Rules regarding contingent contracts

To enforce the performance of a contingent contract the following rules have to be followed:

1. Where the performance of a contingent depends on the happening of an uncertain future


event, it cannot be enforced till the event takes place. And if the happening of the event becomes
impossible, such contracts become void (sec. 32).

Example- A contracts to sell B a piece of land if he (A) wins the legal case involving that piece
of land. A loses the case.
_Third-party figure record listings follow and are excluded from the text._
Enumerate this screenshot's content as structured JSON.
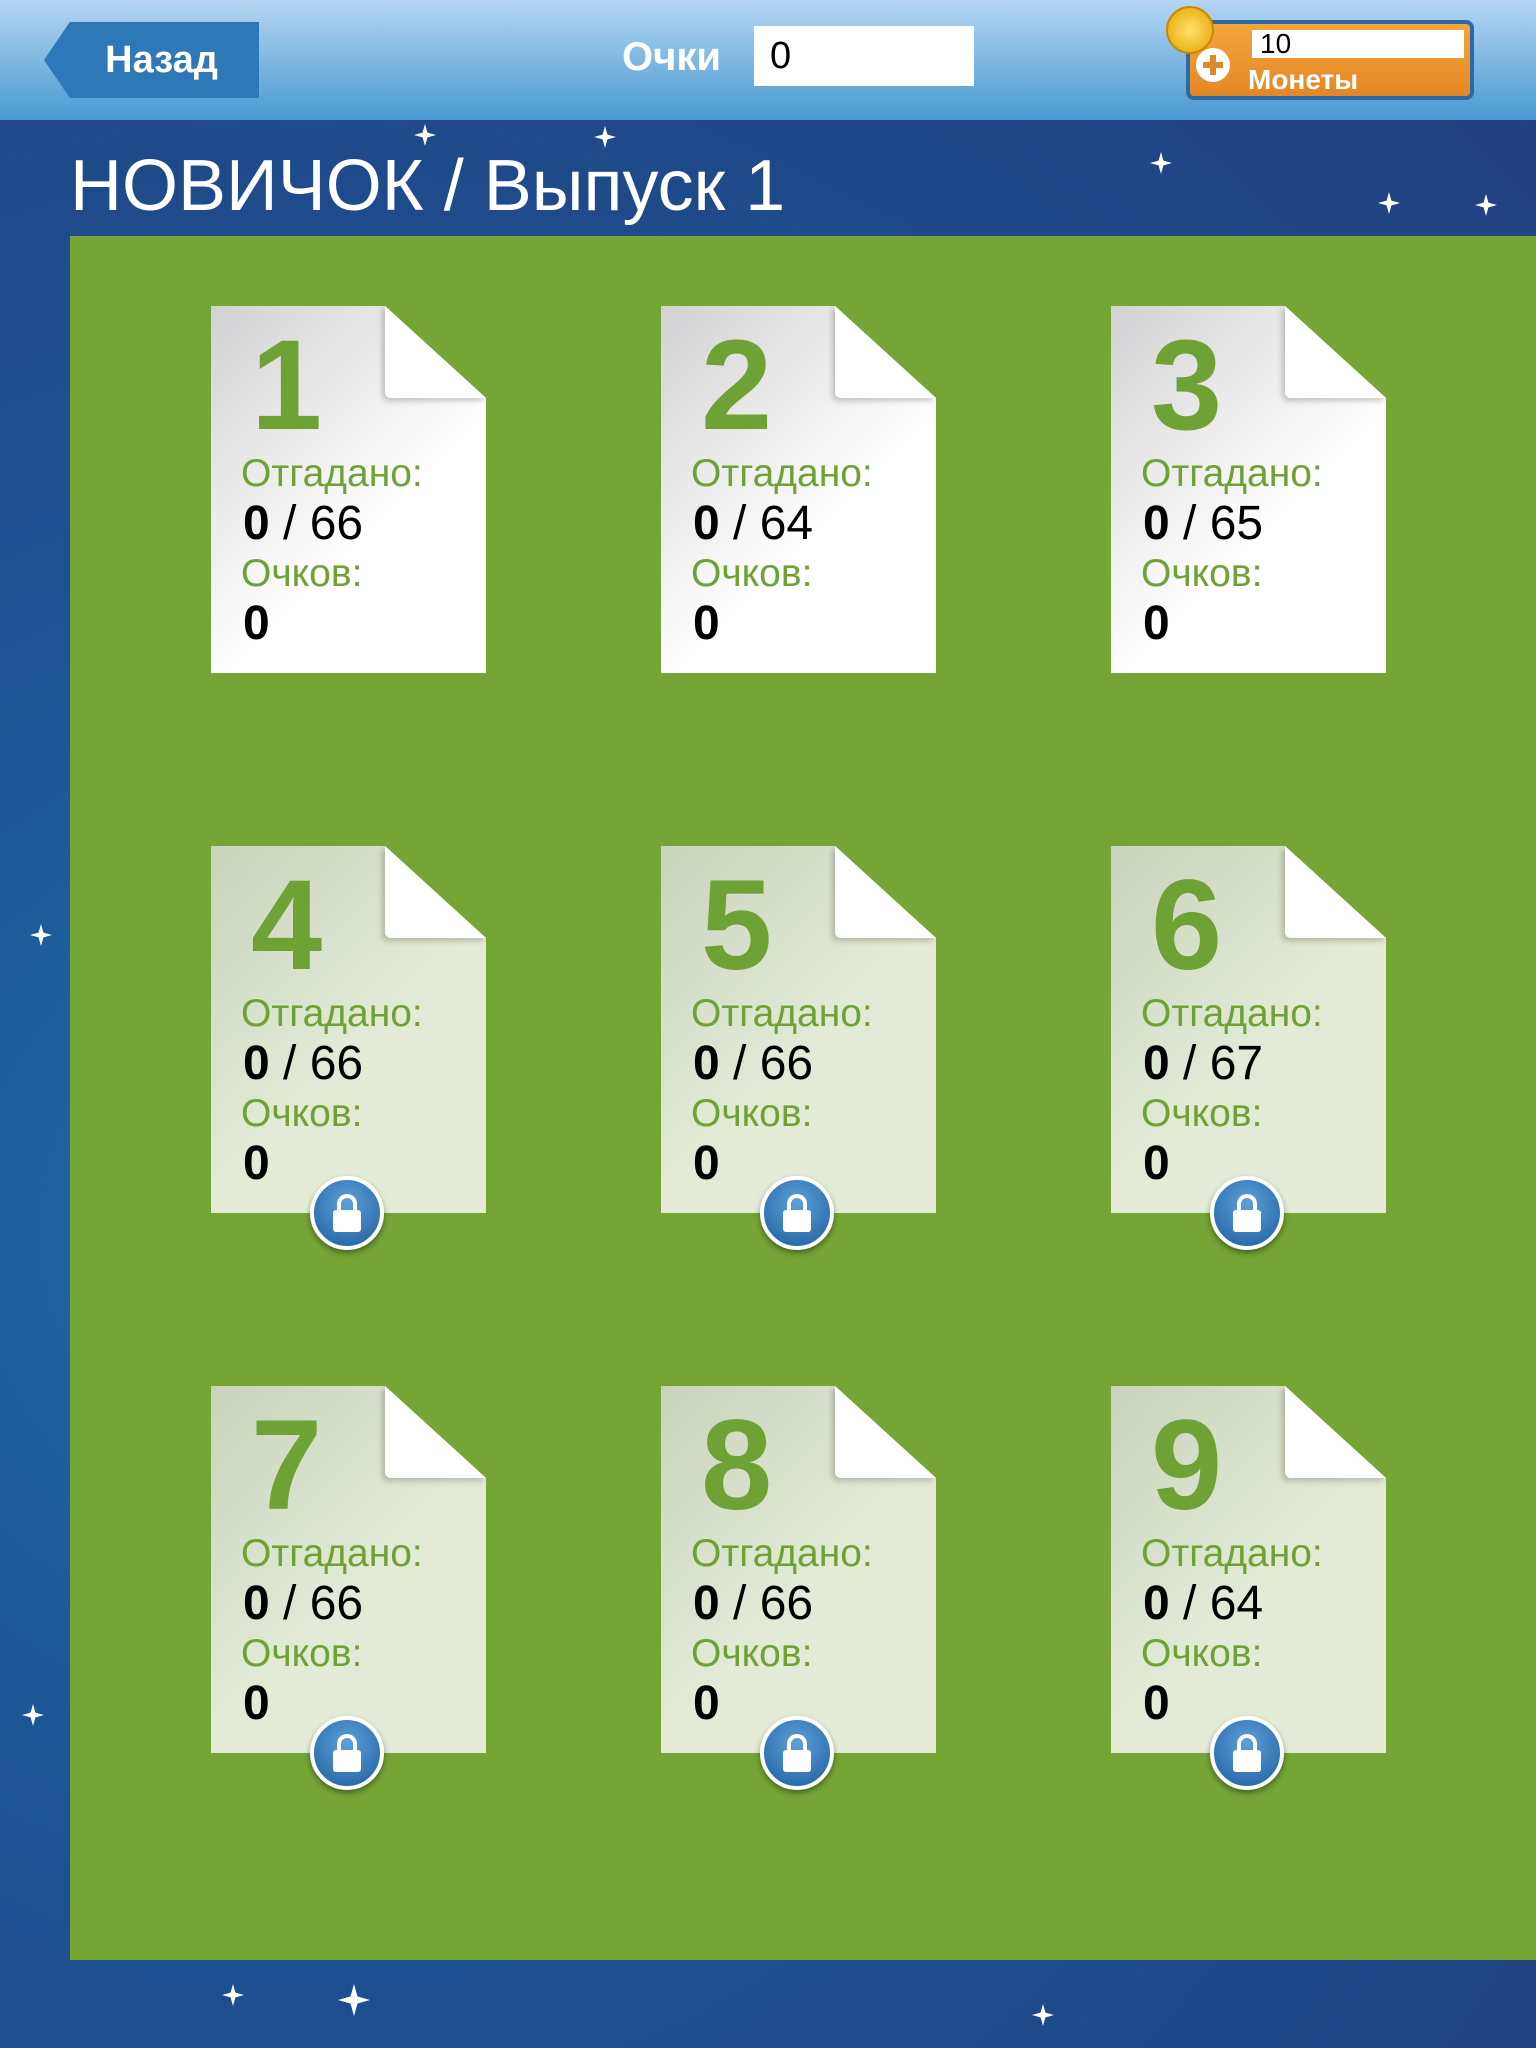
{
  "header": {
    "back_label": "Назад",
    "score_label": "Очки",
    "score_value": "0",
    "coins_value": "10",
    "coins_label": "Монеты"
  },
  "title": "НОВИЧОК / Выпуск 1",
  "labels": {
    "guessed": "Отгадано:",
    "points": "Очков:"
  },
  "colors": {
    "panel": "#74a535",
    "accent_green": "#6ea234",
    "header": "#4a9ad2",
    "coins": "#e48726",
    "lock": "#1d5e9e"
  },
  "levels": [
    {
      "number": "1",
      "guessed": "0",
      "total": "66",
      "points": "0",
      "locked": false
    },
    {
      "number": "2",
      "guessed": "0",
      "total": "64",
      "points": "0",
      "locked": false
    },
    {
      "number": "3",
      "guessed": "0",
      "total": "65",
      "points": "0",
      "locked": false
    },
    {
      "number": "4",
      "guessed": "0",
      "total": "66",
      "points": "0",
      "locked": true
    },
    {
      "number": "5",
      "guessed": "0",
      "total": "66",
      "points": "0",
      "locked": true
    },
    {
      "number": "6",
      "guessed": "0",
      "total": "67",
      "points": "0",
      "locked": true
    },
    {
      "number": "7",
      "guessed": "0",
      "total": "66",
      "points": "0",
      "locked": true
    },
    {
      "number": "8",
      "guessed": "0",
      "total": "66",
      "points": "0",
      "locked": true
    },
    {
      "number": "9",
      "guessed": "0",
      "total": "64",
      "points": "0",
      "locked": true
    }
  ]
}
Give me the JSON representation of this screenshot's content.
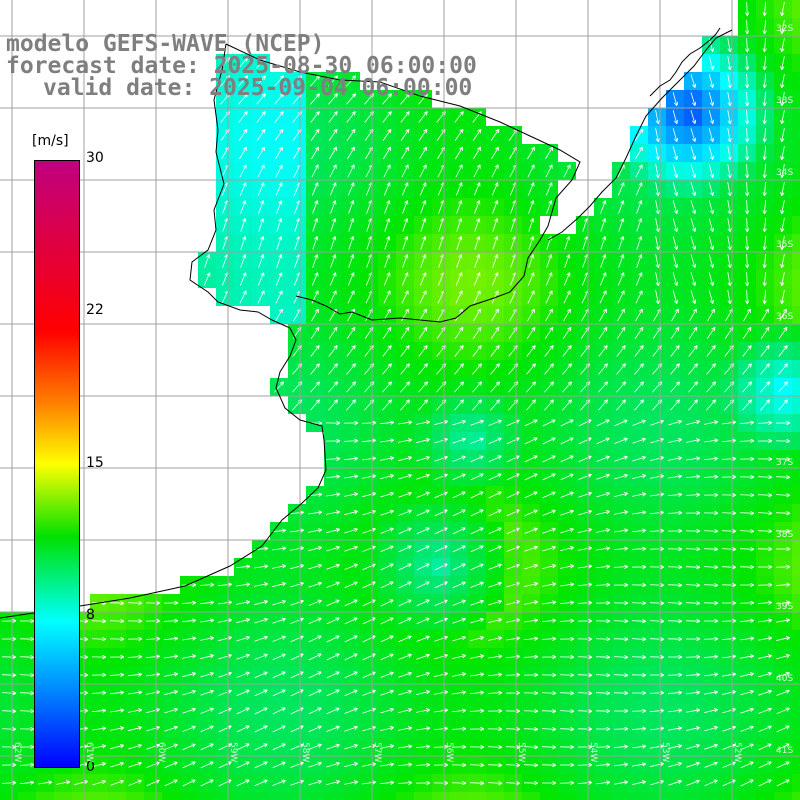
{
  "title": {
    "model": "modelo GEFS-WAVE (NCEP)",
    "forecast": "forecast date: 2025-08-30 06:00:00",
    "valid": "valid date: 2025-09-04 06:00:00"
  },
  "colorbar": {
    "unit": "[m/s]",
    "ticks": [
      "30",
      "22",
      "15",
      "8",
      "0"
    ],
    "colors": [
      "#c0007f",
      "#ff0000",
      "#ff8000",
      "#ffff00",
      "#00e000",
      "#00ffff",
      "#0080ff",
      "#0000ff"
    ]
  },
  "lat_labels": [
    "32S",
    "33S",
    "34S",
    "35S",
    "36S",
    "37S",
    "38S",
    "39S",
    "40S",
    "41S"
  ],
  "lon_labels": [
    "62W",
    "61W",
    "60W",
    "59W",
    "58W",
    "57W",
    "56W",
    "55W",
    "54W",
    "53W",
    "52W"
  ],
  "colors": {
    "land": "#ffffff",
    "coast": "#000000",
    "grid": "#a0a0a0",
    "arrows": "#ffffff",
    "title": "#7f7f7f"
  }
}
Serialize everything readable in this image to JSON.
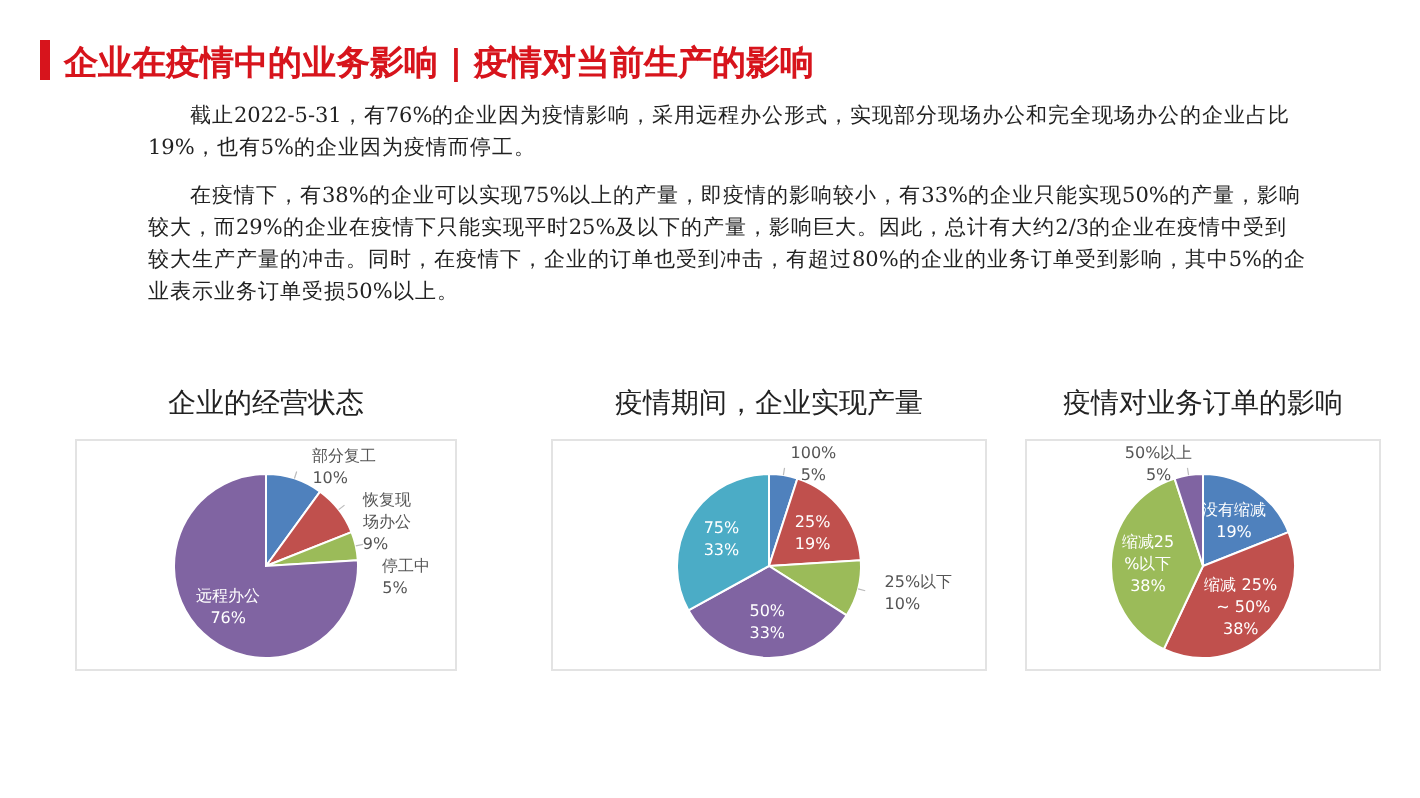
{
  "chart_data": [
    {
      "type": "other",
      "title": "企业在疫情中的业务影响 | 疫情对当前生产的影响",
      "annotations": [
        "截止2022-5-31，有76%的企业因为疫情影响，采用远程办公形式，实现部分现场办公和完全现场办公的企业占比19%，也有5%的企业因为疫情而停工。",
        "在疫情下，有38%的企业可以实现75%以上的产量，即疫情的影响较小，有33%的企业只能实现50%的产量，影响较大，而29%的企业在疫情下只能实现平时25%及以下的产量，影响巨大。因此，总计有大约2/3的企业在疫情中受到较大生产产量的冲击。同时，在疫情下，企业的订单也受到冲击，有超过80%的企业的业务订单受到影响，其中5%的企业表示业务订单受损50%以上。"
      ]
    },
    {
      "type": "pie",
      "title": "企业的经营状态",
      "categories": [
        "部分复工",
        "恢复现场办公",
        "停工中",
        "远程办公"
      ],
      "values": [
        10,
        9,
        5,
        76
      ],
      "colors": [
        "#4f81bd",
        "#c0504d",
        "#9bbb59",
        "#8064a2"
      ],
      "value_labels": [
        "10%",
        "9%",
        "5%",
        "76%"
      ]
    },
    {
      "type": "pie",
      "title": "疫情期间，企业实现产量",
      "categories": [
        "100%",
        "25%",
        "25%以下",
        "50%",
        "75%"
      ],
      "values": [
        5,
        19,
        10,
        33,
        33
      ],
      "colors": [
        "#4f81bd",
        "#c0504d",
        "#9bbb59",
        "#8064a2",
        "#4bacc6"
      ],
      "value_labels": [
        "5%",
        "19%",
        "10%",
        "33%",
        "33%"
      ]
    },
    {
      "type": "pie",
      "title": "疫情对业务订单的影响",
      "categories": [
        "没有缩减",
        "缩减 25% ~ 50%",
        "缩减25%以下",
        "50%以上"
      ],
      "values": [
        19,
        38,
        38,
        5
      ],
      "colors": [
        "#4f81bd",
        "#c0504d",
        "#9bbb59",
        "#8064a2"
      ],
      "value_labels": [
        "19%",
        "38%",
        "38%",
        "5%"
      ]
    }
  ]
}
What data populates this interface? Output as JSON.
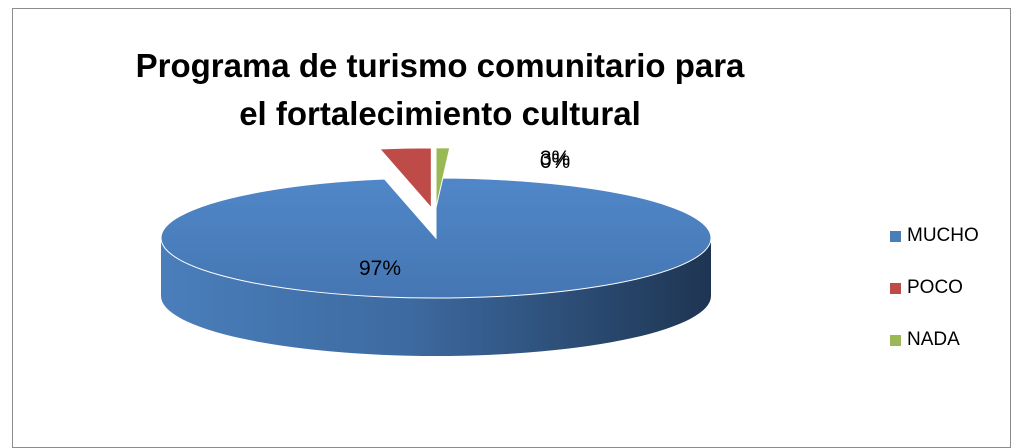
{
  "chart_data": {
    "type": "pie",
    "title": "Programa de turismo comunitario para el fortalecimiento cultural",
    "categories": [
      "MUCHO",
      "POCO",
      "NADA"
    ],
    "values": [
      97,
      3,
      0
    ],
    "data_labels": [
      "97%",
      "3%",
      "0%"
    ],
    "legend_position": "right",
    "colors": [
      "#4a7ebb",
      "#be4b48",
      "#98b954"
    ],
    "style": "3d-exploded"
  }
}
The contract becomes void.

2. Where the performance of a contingent contract depends on the non-happening of a future


event, the contract can be enforced if the happening becomes impossible (sec. 33).

Example- A agrees to sell his house to B if Y dies. This contract cannot be enforced till Y is
alive.

3. If the contract is dependent on the manner in which a person will act at an unspecified time,
the event shall be considered to become impossible when such person does anything which
makes it impossible that he should so act within any definite time or otherwise than under further
contingencies (sec. 34).

4. Contingent contract to do or not to do anything, if a specified uncertain event happens within


a fixed time, becomes void if the event does not happen and the time expires or its happening
becomes impossible before the time expires [sec. 35(1)].

5. Contingent contract to do or not to do anything, if a specific event does not happen within a
specified time, may be enforced when the time so specified expires and such event does not
happen, or before the time so specified it becomes certain that such event will not happen [sec.
35(1)].

6. Contingent agreements to do or not to do any thing, if an impossible event happens, are void,
whether or not the fact is known to the parties at the time when it is made (sec. 36).